Meinungen

Chinas neuer Chef-Reformer

Liu He wird wohl neuer Vizepremier der Volksrepublik. In Davos betonte er den Reformeifer Chinas. Ein Kommentar von FuW-Redaktor Alexander Trentin

«Es ist ein positives Signal, dass sich die chinesische Führung mit der Ernennung von Liu He dazu bekennt, die Probleme offen zu diskutieren und anzugehen.»

Er ist kein Regierungschef, hat aber diese Woche am Weltwirtschaftsforum Wef so viel Aufmerksamkeit erhalten, als wäre er einer: Liu He. Wer wissen will, wie es mit den chinesischen Wirtschaftsreformen weitergeht, muss auf diesen Mann achten. Seit Oktober ist der 66-Jährige Mitglied des Politbüros der Volksrepublik China. Gemäss Reuters wird er auf Geheiss von Präsident Xi Jinping bald Vize-Premierminister. Als zukünftiger Chef des erst kürzlich gegründeten Komitees für Finanzstabilität und Entwicklung soll er das gesamte Wirtschaftsreformprogramm steuern.

Am Weltwirtschaftsforum in Davos hat Liu für Vertrauen in den Reformeifer Pekings geworben. Als Technokrat – der auch in Harvard ausgebildete Ökonom wirkte bisher meist im Hintergrund – sprach er nüchtern über die Herausforderungen der Volksrepublik. Finanzrisiken, Umweltverschmutzung und den Abbau von Überkapazitäten wolle die Regierung offensiv angehen. Die Wirtschaft werde gegenüber dem Ausland weiter geöffnet.

«Erwartungen übertreffen»

In Davos zeigte sich Liu optimistisch: «Manche Massnahmen werden die Erwartungen der internationalen Gemeinschaft übertreffen.» Der beste Weg, den vierzigsten Geburtstag der Öffnung Chinas unter Deng Xiaoping zu feiern, sei nun, «neue, aggressivere Reformmassnahmen anzupacken».

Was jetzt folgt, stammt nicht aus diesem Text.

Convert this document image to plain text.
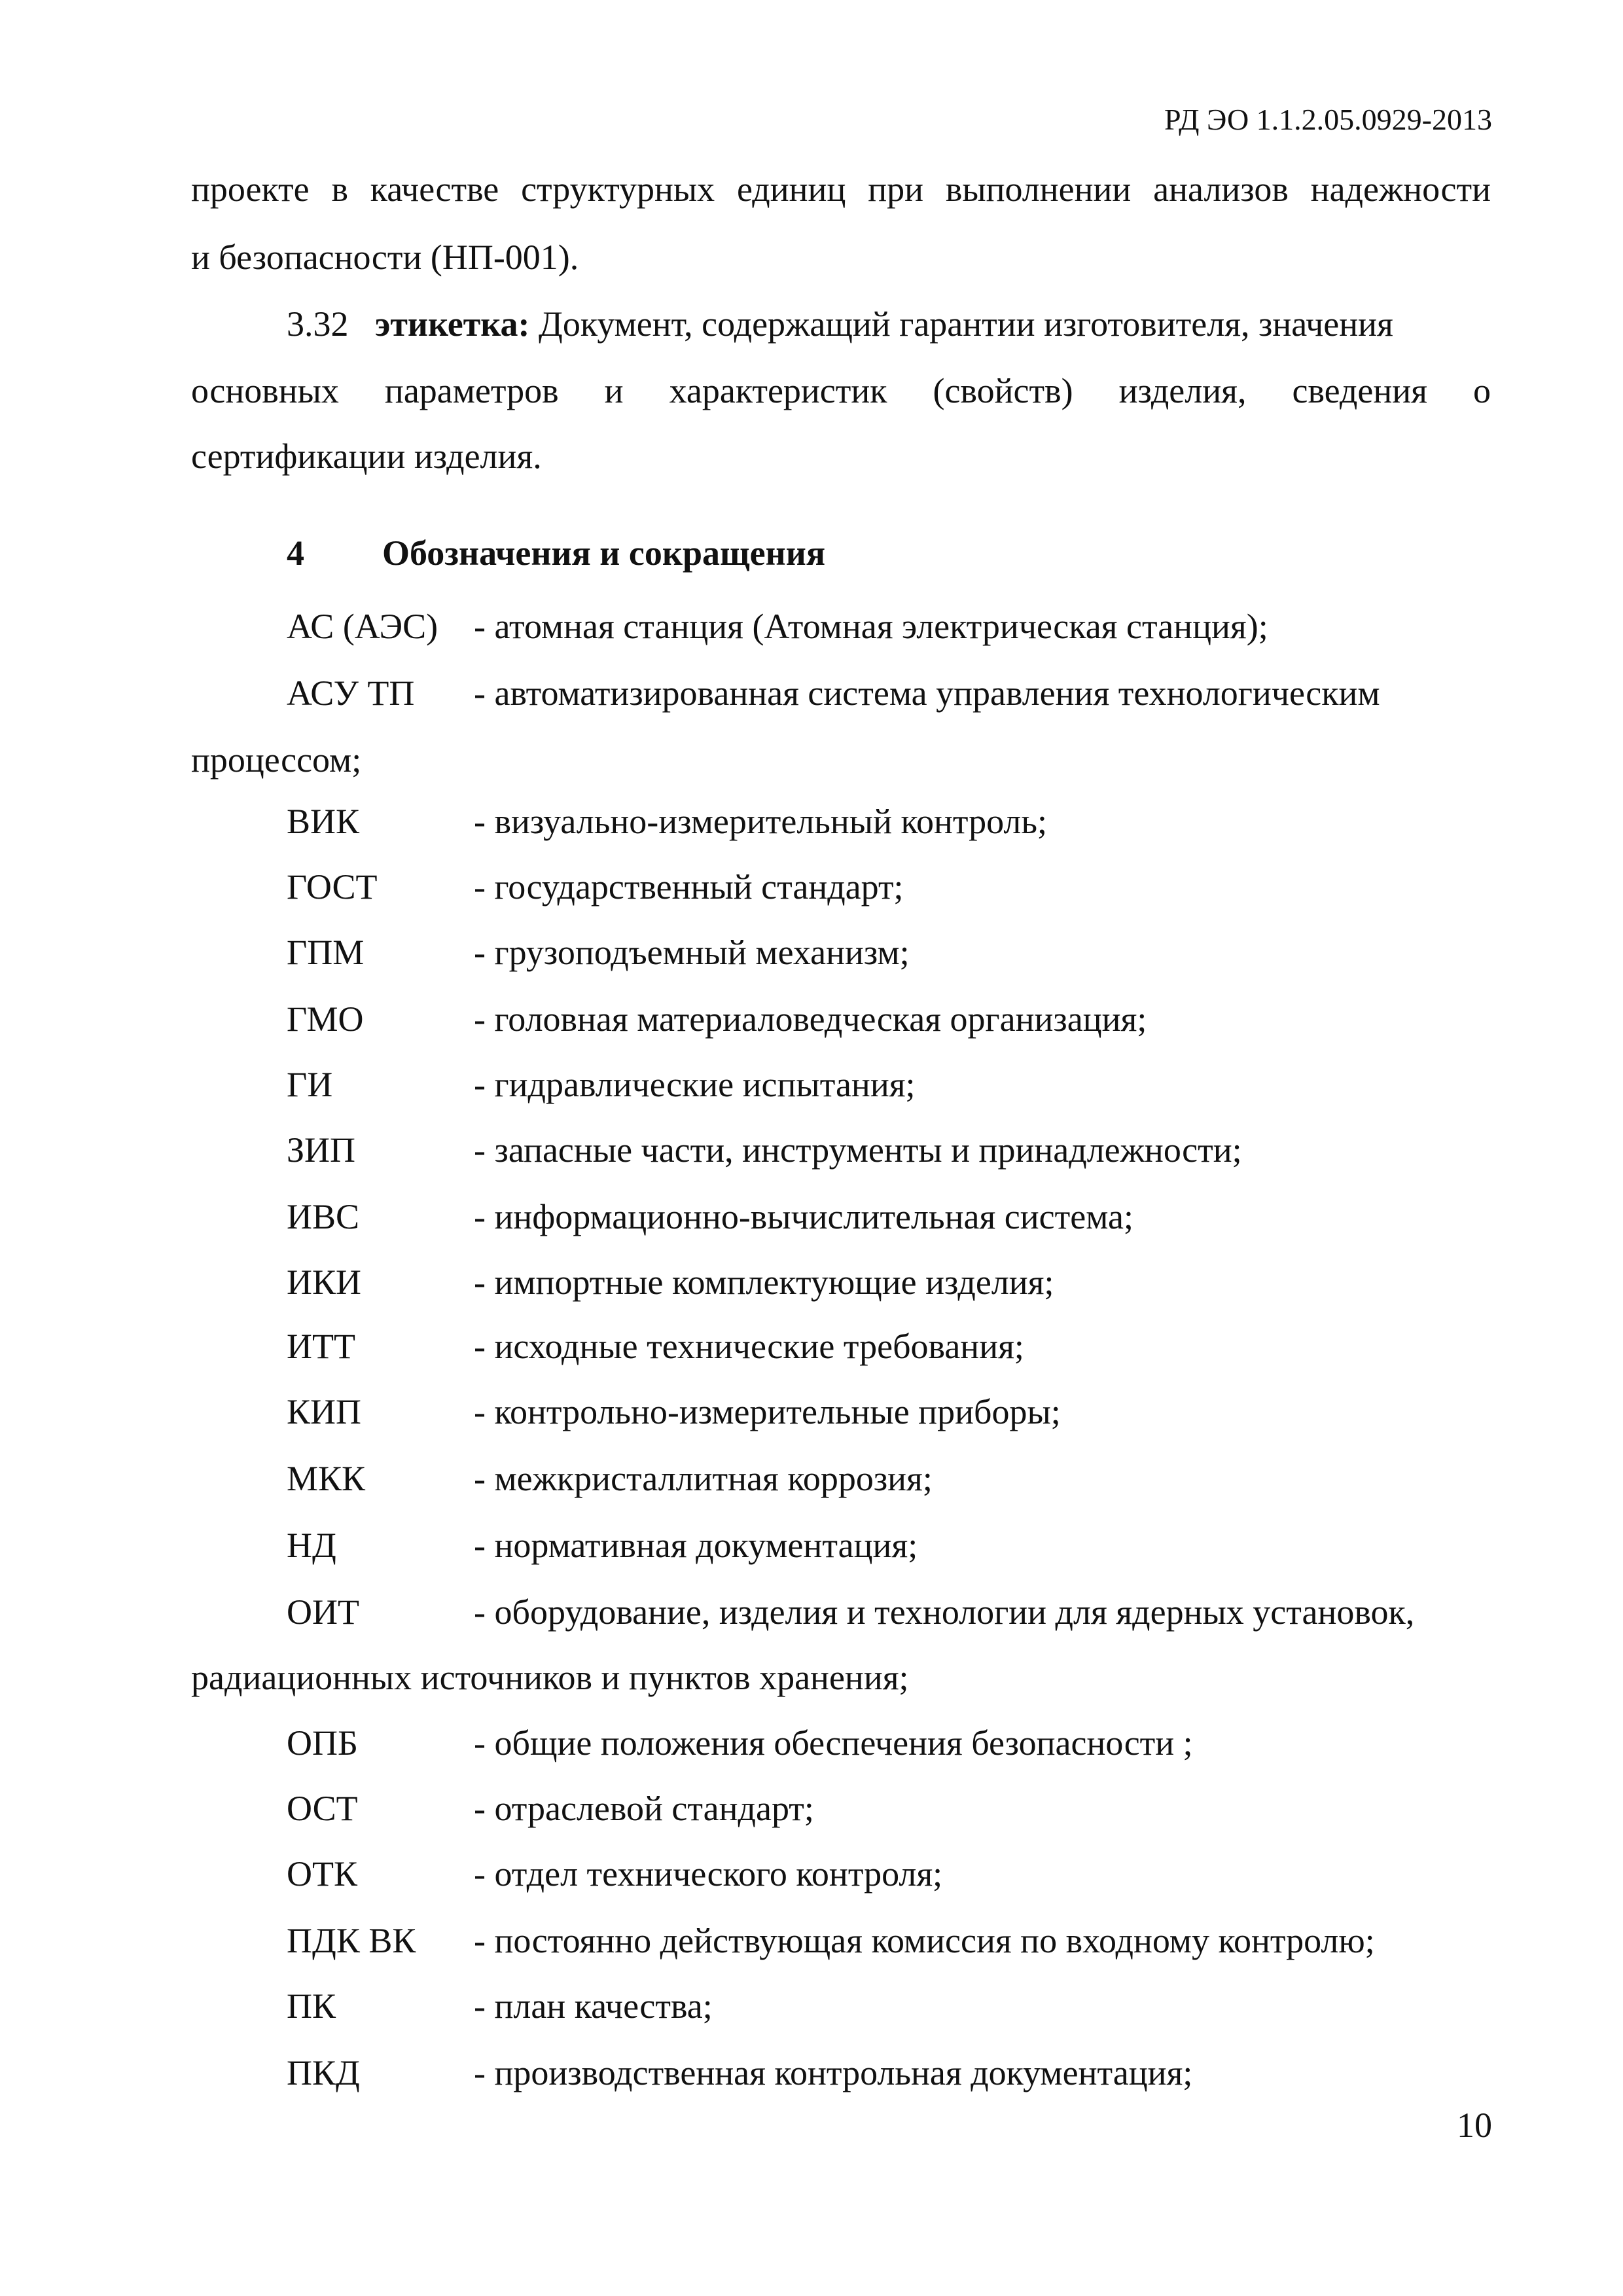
РД ЭО 1.1.2.05.0929-2013
проекте в качестве структурных единиц при выполнении анализов надежности
и безопасности (НП-001).
3.32 этикетка: Документ, содержащий гарантии изготовителя, значения
основных параметров и характеристик (свойств) изделия, сведения о
сертификации изделия.
4 Обозначения и сокращения
АС (АЭС) - атомная станция (Атомная электрическая станция);
АСУ ТП - автоматизированная система управления технологическим
процессом;
ВИК	- визуально-измерительный контроль;
ГОСТ	- государственный стандарт;
ГПМ	- грузоподъемный механизм;
ГМО	- головная материаловедческая организация;
ГИ	- гидравлические испытания;
ЗИП	- запасные части, инструменты и принадлежности;
ИВС	- информационно-вычислительная система;
ИКИ	- импортные комплектующие изделия;
ИТТ	- исходные технические требования;
КИП	- контрольно-измерительные приборы;
МКК	- межкристаллитная коррозия;
НД	- нормативная документация;
ОИТ	- оборудование, изделия и технологии для ядерных установок,
радиационных источников и пунктов хранения;
ОПБ	- общие положения обеспечения безопасности ;
ОСТ	- отраслевой стандарт;
ОТК	- отдел технического контроля;
ПДК ВК - постоянно действующая комиссия по входному контролю;
ПК	- план качества;
ПКД	- производственная контрольная документация;
10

Es ist ein positives Signal, dass sich die chinesische Führung mit der Ernennung von Liu He dazu bekennt, die Probleme offen zu diskutieren und anzugehen. Doch trotz Lius Rhetorik bleibt das grundsätzliche Dilemma Chinas bestehen: Die Regierung hält an ihrem Wachstumsziel von mindestens 6,5% pro Jahr fest.

Gerade wegen dieser fixen Vorgabe hat sich die Verschuldung der chinesischen Wirtschaft über die vergangenen zehn Jahre massiv ausgeweitet. Die Mittel wurden ineffizient eingesetzt: Das liess zwar das Bruttoinlandprodukt steigen, sorgte jedoch gleichzeitig für faule Kredite. Zwar wachsen die Schulden nun langsamer, doch trotz aller Rhetorik immer noch etwas schneller als die Wirtschaftsleistung.

Das Aufräumen hat noch nicht begonnen

Liu verspricht, dass Peking über die nächsten drei Jahre die Verschuldung in den Griff bekommen werde. Zudem solle neu nicht mehr die Höhe, sondern die Qualität des Wirtschaftswachstums die Zielmarke der Regierung sein. Doch um auf einen nachhaltigen Wachstumspfad zu kommen, muss erst einmal jemand leiden. Denn faule Kredite abzuschreiben bedeutet, dass bestimmte Wirtschaftsakteure diesen Verlust in die Bücher nehmen müssen. So lange nicht klar ist, wer diesen trägt, ist die Unsicherheit eine schwere Bürde für die Wirtschaft, argumentiert etwa der in Peking lehrende ­Finanzexperte Michael Pettis.

Dieses Aufräumen hat noch nicht wirklich begonnen. Es braucht nicht nur Reformeifer, sondern auch eine starke Machtposition, um etwa Lokalregierungen und Staatsunternehmen die Abschreibungen aufzuzwingen. Es muss sich erst zeigen, ob Liu seine Worte auch in die Tat umsetzen kann.